Invited to "Meet the Press" this morning to "debate" the criminal euphemism called "enhanced interrogation" and its integral connection to the assassination of Osama bin Laden were -- are you braced? -- a former Bush administration CIA director, a former Bush administration secretary of homeland security, and Rudy "9/11" Giuliani.
No dissenting Bush administration officials were invited; no actual interrogators were invited, who have from experience universally denied waterboarding's effectiveness; and no Constitutional scholars were invited, who have routinely argued that at any rate the controversy is pointless, since torture is both strikingly unConstitutional and in gross violation of international law.
I'm not sure if I have ever witnessed such a wholesale abdication of mainstream journalistic responsibility such as that of host David Gregory's this morning. His was, to use an overused word, breathtaking.
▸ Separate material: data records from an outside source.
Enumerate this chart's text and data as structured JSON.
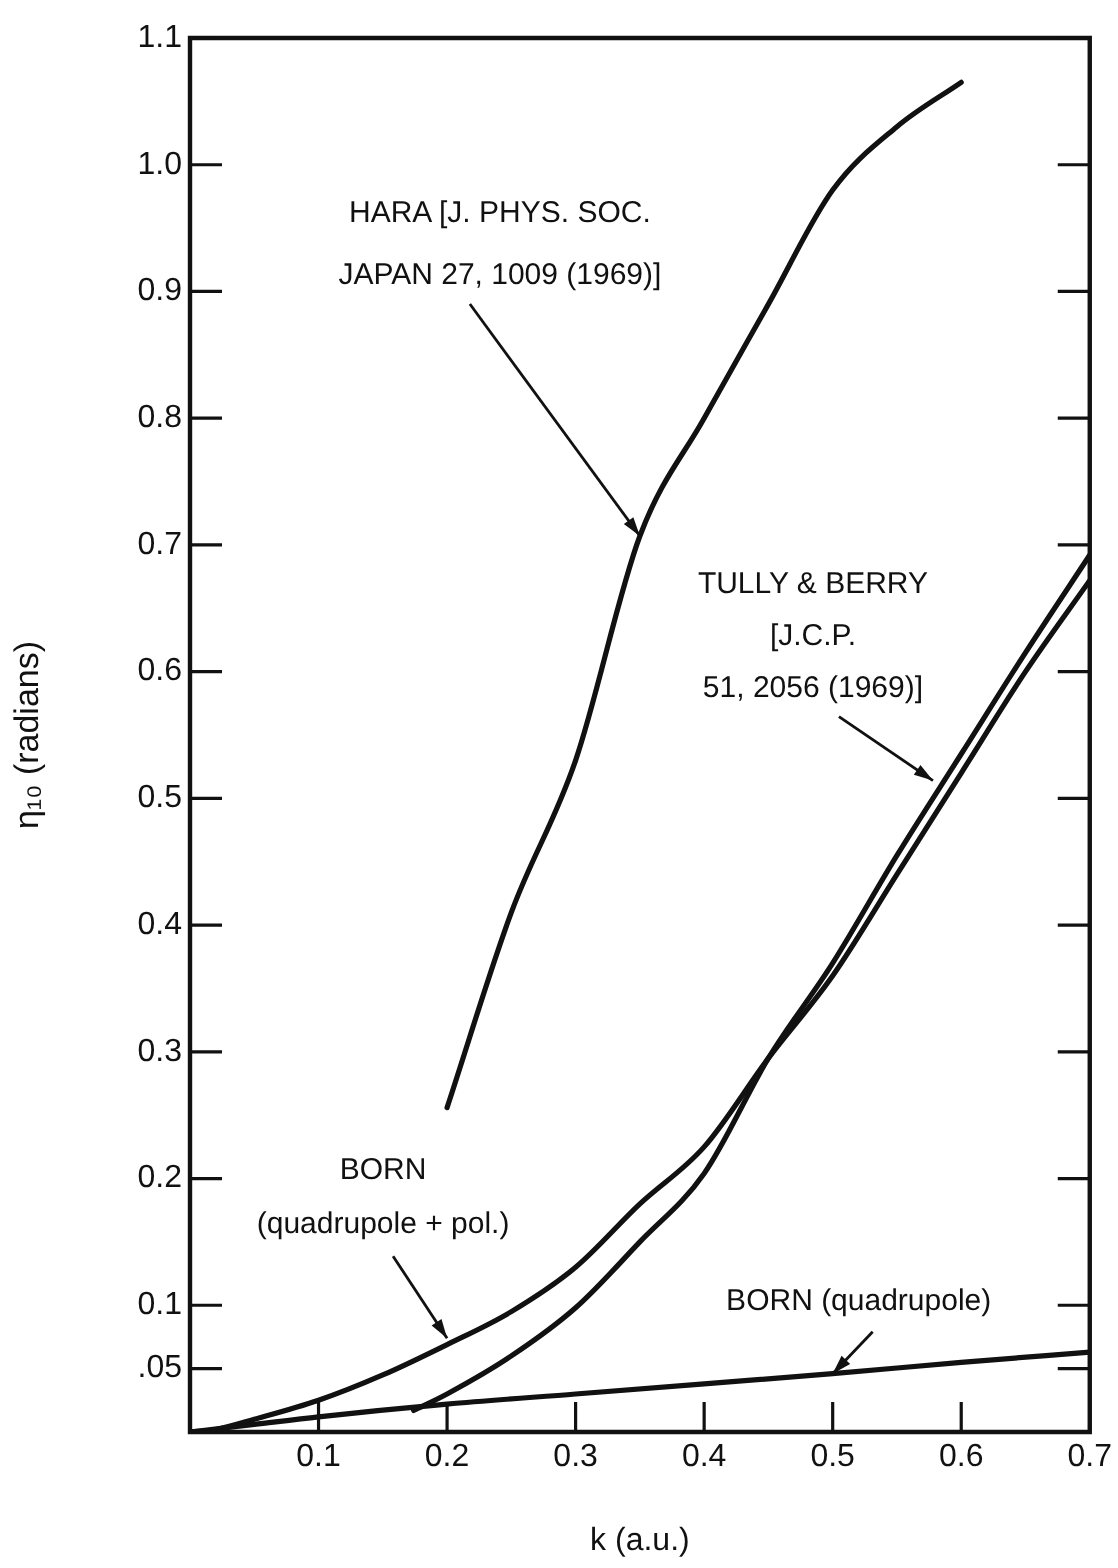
{
  "chart_data": {
    "type": "line",
    "xlabel": "k (a.u.)",
    "ylabel": "η₁₀ (radians)",
    "xlim": [
      0,
      0.7
    ],
    "ylim": [
      0,
      1.1
    ],
    "xticks": [
      0.1,
      0.2,
      0.3,
      0.4,
      0.5,
      0.6,
      0.7
    ],
    "yticks": [
      {
        "value": 0.05,
        "label": ".05"
      },
      0.1,
      0.2,
      0.3,
      0.4,
      0.5,
      0.6,
      0.7,
      0.8,
      0.9,
      {
        "value": 1,
        "label": "1.0"
      },
      1.1
    ],
    "marker": "none",
    "line_style": "solid",
    "series": [
      {
        "color": "#111111",
        "x": [
          0.2,
          0.25,
          0.3,
          0.35,
          0.4,
          0.45,
          0.5,
          0.55,
          0.6
        ],
        "values": [
          0.256,
          0.41,
          0.53,
          0.707,
          0.8,
          0.89,
          0.98,
          1.03,
          1.065
        ]
      },
      {
        "color": "#111111",
        "x": [
          0.174,
          0.2,
          0.25,
          0.3,
          0.35,
          0.4,
          0.45,
          0.5,
          0.55,
          0.6,
          0.65,
          0.7
        ],
        "values": [
          0.017,
          0.03,
          0.06,
          0.098,
          0.15,
          0.204,
          0.295,
          0.37,
          0.455,
          0.535,
          0.615,
          0.692
        ]
      },
      {
        "color": "#111111",
        "x": [
          0,
          0.02,
          0.05,
          0.1,
          0.15,
          0.2,
          0.25,
          0.3,
          0.35,
          0.4,
          0.45,
          0.5,
          0.55,
          0.6,
          0.65,
          0.7
        ],
        "values": [
          0,
          0.002,
          0.01,
          0.025,
          0.045,
          0.069,
          0.095,
          0.13,
          0.18,
          0.225,
          0.295,
          0.36,
          0.44,
          0.52,
          0.6,
          0.672
        ]
      },
      {
        "color": "#111111",
        "x": [
          0,
          0.05,
          0.1,
          0.2,
          0.3,
          0.4,
          0.5,
          0.6,
          0.7
        ],
        "values": [
          0,
          0.006,
          0.012,
          0.022,
          0.03,
          0.038,
          0.046,
          0.055,
          0.063
        ]
      }
    ],
    "annotations": [
      {
        "text": "HARA [J. PHYS. SOC.\nJAPAN 27, 1009 (1969)]",
        "x": 0.35,
        "y": 0.707
      },
      {
        "text": "TULLY & BERRY\n[J.C.P.\n51, 2056 (1969)]",
        "x": 0.578,
        "y": 0.514
      },
      {
        "text": "BORN\n(quadrupole + pol.)",
        "x": 0.2,
        "y": 0.074
      },
      {
        "text": "BORN (quadrupole)",
        "x": 0.5,
        "y": 0.046
      }
    ]
  }
}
When I heard him promo the upcoming segment earlier in the show, I thought perhaps I had missed a name; it was incomprehensible that those would be his only three guests on the topic of torture. But when the segment aired minutes later, there they were, just the three ideological monkeys, blind, deaf, and mute -- with Gregory doing his usual job of eliciting nothing but more talking points.
Is Beltway journalism dying from its own corporate and ratings-driven weight? Or are feckless journalists like Gregory simply killing it?